Haiti Earthquake Victims Find Ways to Help Themselves
Five people in Betor's town have been getting calls or text messages from people trapped under the rubble in Port-au-Prince. Each of them asks her to forward the locations to a U.S. military contact to search on the ground. Even if their loved ones aren't found, Betor said every rescue uplifts the spirits of the town.
"They are SO happy when they hear on the radio that another person has been rescued. They cannot believe that they could stay alive that long," she wrote.
Betor says people are sharing food when they have it and coming together to sing and pray. However, her three sons, all born in Haiti, are reacting to the morbid images and destruction around them.
Visions of Dead, Mass Graves
"They began to have bad dreams, they did not want to go to sleep at all and did not want to go in any houses. They were having problems doing their school work," said Betor. "They might be watching a cartoon and then pictures of mass graves were coming up on the TV. We live right above the medical clinic and there were bad injuries coming in. The staff and other talk freely about injuries and people dying."
Betor now made the tough decision to send her three sons to live with family in the United States and spare them from the scenes unfolding in Port-au-Prince.
Indeed, Tuma said that observing mass graves and serious injuries will put people at a higher risk for prolonged mental distress after a disaster. It's only one of the reasons why he is particularly worried about the future of Haiti.

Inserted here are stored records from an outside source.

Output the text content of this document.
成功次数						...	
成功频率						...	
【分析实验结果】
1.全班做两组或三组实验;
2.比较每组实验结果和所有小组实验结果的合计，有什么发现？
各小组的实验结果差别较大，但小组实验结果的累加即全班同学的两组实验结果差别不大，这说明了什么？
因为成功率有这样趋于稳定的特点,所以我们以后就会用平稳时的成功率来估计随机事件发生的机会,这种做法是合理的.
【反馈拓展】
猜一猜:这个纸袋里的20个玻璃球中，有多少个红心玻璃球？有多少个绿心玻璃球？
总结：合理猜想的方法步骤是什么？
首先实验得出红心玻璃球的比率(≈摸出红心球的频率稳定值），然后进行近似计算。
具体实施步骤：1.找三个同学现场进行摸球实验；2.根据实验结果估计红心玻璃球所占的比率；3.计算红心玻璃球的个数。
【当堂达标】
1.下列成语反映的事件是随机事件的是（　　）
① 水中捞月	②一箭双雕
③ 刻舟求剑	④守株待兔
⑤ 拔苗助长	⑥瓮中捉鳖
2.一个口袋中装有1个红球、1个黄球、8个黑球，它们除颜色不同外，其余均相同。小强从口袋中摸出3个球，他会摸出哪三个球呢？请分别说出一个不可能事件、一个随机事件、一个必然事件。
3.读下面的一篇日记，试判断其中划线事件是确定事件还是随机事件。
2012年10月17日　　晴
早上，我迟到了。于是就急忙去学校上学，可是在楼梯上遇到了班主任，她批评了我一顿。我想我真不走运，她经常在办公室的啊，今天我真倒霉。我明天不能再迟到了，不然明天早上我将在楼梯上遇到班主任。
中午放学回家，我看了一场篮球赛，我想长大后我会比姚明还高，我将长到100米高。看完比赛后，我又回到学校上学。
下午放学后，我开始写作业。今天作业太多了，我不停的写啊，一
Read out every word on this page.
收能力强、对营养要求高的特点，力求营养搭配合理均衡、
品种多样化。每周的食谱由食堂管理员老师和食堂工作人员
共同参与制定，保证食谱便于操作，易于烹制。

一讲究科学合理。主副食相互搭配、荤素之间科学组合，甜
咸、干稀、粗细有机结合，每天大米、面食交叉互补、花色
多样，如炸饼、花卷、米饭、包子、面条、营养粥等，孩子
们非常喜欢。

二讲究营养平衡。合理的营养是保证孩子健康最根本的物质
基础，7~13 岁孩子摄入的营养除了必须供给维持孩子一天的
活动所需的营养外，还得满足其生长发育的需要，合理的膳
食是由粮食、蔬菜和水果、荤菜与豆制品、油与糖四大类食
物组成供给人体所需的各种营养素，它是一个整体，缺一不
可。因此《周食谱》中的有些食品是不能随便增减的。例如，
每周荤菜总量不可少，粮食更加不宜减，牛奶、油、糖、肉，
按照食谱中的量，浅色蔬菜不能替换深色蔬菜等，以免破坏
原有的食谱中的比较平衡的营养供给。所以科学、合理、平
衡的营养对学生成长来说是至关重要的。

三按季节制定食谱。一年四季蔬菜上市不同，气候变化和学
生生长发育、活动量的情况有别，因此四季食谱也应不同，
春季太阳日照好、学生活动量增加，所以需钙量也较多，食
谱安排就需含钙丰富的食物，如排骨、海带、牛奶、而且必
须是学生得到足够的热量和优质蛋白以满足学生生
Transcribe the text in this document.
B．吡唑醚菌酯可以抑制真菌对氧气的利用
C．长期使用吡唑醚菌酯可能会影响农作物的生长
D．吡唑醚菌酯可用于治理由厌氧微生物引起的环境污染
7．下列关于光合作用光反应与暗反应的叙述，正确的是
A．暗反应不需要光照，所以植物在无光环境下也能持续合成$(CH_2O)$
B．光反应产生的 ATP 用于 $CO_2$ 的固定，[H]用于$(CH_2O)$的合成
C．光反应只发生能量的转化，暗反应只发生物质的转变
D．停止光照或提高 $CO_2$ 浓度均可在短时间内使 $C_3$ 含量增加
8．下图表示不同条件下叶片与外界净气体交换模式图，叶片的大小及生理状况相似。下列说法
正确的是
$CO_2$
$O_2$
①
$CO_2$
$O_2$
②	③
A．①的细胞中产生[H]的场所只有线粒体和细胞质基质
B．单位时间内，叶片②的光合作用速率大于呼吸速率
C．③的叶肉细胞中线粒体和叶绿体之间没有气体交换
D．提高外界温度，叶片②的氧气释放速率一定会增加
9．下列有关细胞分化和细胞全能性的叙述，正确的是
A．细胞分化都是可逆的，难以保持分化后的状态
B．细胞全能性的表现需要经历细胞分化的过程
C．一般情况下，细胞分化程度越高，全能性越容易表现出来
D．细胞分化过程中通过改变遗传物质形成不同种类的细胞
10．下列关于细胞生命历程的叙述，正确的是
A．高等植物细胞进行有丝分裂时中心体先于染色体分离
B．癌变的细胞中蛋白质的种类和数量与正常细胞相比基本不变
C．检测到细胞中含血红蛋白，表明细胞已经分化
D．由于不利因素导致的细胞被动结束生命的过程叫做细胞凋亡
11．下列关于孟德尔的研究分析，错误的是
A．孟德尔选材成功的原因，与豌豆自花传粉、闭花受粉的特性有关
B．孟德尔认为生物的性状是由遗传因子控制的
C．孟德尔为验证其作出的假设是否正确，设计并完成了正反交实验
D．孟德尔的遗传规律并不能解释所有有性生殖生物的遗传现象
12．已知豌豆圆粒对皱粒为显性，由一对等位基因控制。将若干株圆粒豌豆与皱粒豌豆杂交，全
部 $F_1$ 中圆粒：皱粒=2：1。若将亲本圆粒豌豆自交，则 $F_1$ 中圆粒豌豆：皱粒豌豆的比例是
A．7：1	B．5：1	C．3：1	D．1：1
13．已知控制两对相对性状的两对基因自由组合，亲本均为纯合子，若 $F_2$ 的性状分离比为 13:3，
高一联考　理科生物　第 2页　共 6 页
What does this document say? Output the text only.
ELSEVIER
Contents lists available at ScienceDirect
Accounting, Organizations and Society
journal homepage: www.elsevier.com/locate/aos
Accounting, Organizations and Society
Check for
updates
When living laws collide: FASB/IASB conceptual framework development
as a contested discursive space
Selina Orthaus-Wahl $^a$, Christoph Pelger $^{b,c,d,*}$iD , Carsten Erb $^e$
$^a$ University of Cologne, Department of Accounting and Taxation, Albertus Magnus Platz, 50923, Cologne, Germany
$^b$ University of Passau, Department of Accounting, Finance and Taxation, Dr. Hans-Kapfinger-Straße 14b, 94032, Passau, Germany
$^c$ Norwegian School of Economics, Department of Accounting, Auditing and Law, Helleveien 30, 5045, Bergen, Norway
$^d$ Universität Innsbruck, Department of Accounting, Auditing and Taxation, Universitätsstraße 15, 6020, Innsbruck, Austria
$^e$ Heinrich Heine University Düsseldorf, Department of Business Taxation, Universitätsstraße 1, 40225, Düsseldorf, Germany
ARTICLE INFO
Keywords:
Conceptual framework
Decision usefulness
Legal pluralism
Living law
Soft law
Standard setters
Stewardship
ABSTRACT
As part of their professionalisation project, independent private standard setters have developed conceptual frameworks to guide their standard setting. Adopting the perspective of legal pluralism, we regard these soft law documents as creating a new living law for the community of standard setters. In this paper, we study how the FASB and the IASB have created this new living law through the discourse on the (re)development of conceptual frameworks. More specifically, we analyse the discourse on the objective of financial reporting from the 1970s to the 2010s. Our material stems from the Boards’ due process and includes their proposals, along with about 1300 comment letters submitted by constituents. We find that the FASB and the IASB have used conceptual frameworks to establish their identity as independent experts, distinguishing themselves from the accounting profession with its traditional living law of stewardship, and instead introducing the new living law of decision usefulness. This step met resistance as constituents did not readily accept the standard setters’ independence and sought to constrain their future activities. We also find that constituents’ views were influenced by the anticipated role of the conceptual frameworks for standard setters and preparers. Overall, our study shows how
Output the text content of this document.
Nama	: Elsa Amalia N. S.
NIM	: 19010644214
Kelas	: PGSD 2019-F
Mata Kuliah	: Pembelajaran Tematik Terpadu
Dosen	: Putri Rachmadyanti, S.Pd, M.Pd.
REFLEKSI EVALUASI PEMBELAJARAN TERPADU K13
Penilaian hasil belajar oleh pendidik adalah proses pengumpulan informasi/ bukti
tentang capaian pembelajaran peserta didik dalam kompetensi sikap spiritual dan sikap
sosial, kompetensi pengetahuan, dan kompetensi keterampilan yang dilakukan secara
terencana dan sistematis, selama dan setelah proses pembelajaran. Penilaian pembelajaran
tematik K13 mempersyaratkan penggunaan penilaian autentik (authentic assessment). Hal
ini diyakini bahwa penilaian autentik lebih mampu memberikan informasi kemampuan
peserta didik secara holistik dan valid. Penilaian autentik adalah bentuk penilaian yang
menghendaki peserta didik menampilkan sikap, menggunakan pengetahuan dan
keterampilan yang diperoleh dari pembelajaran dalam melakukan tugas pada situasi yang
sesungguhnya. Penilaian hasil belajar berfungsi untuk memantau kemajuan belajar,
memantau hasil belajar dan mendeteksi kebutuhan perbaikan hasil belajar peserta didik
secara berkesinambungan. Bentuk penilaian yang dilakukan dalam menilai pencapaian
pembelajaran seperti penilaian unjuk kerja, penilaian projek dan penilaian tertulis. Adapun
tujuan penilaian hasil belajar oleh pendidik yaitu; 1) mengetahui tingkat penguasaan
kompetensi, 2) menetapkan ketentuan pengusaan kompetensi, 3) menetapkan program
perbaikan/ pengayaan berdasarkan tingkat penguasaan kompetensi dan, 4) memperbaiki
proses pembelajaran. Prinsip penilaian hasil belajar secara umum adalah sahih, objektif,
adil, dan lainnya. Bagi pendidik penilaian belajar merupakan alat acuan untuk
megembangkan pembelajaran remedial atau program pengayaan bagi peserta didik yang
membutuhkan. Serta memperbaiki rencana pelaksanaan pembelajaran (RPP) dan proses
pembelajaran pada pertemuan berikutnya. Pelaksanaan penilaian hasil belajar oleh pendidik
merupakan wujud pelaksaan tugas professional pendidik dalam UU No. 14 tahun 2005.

"Having observed mass death and dead bodies, is a serious risk factor," said Tuma, who added that Haiti's recent hurricanes and poor public health before the earthquake also put its population at a higher risk for PTSD and depression.
"The fix here is not dispensing psychiatric medication, it's not sending armies of psychologists and mental health experts into the society," said Tuma.
Feelings of Helplessness Worsen Mental Trauma
Instead, Tuma believe aid workers must design the earthquake relief with the long-term recovery of Haiti in mind.
"People come together in these tent communities, which helps in the short term, but in the absence of something to do that is helping themselves, the environment really becomes quite toxic," said Tuma.
Judith Bass, a psychiatric epidemiologist at the Johns Hopkins Center for Refugee and Disaster Response, agreed.
"Dignity. Giving the people a level of dignity is something that can be hard," said Bass, who recommended relief workers respect the universal human need to have a livelihood and provide for themselves and their families.
"The more the relief workers can give people some semblance of control, the better," said Bass.